Boosting Process-Correct CoT Reasoning by Modeling Solvability of Multiple-Choice QA
Raphael Schumann, Stefan Riezler
TL;DR
The paper studies how the solvability of MCQA items affects chain-of-thought reasoning in large language models, showing unsolvable questions drive false-positive CoTs and hallucinations. It introduces a solvability measure $p^{\theta}_{\text{solvable}}(q_i)$ derived from a Beta posterior over sampled outputs and demonstrates a sweet-spot regime where learning is most effective. The authors integrate solvability into two learning paradigms: MCQ-ORM (an outcome-based reward model) and MCQ-DrGRPO (solvability-weighted group-relative advantage in RL), achieving higher process-correct CoTs and improved answer accuracy in RL across math and multimodal tasks. Across datasets, solvability-informed training reduces hallucinations and enhances reliability of CoT reasoning, with practical benefits for test-time CoT selection and policy optimization.
Abstract
Reasoning quality in large language models depends not only on producing correct answers but also on generating valid intermediate steps.
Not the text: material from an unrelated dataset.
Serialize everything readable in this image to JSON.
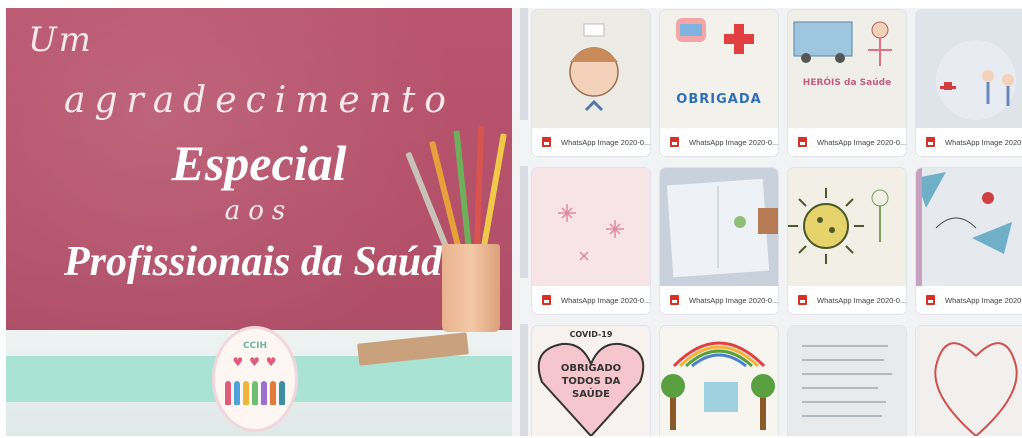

We study this through multiple-choice question answering (MCQA), which provides a controlled setting with fixed answer options. Our analysis shows that when questions are effectively unsolvable for a model, spurious chains of thought (CoTs) are more likely to appear, leading to false positives. By estimating the solvability of each question, we uncover an intermediate regime where learning is most effective. Building on this insight, we adapt outcome-supervised reward models and reinforcement learning with group-relative advantage to incorporate solvability into their objectives. Across experiments on math and multimodal datasets, these modifications consistently yield higher rates of process-correct reasoning and, in reinforcement learning, improved answer accuracy as well. Our results highlight solvability as a key factor for reducing hallucinations and increasing reliability in CoT reasoning.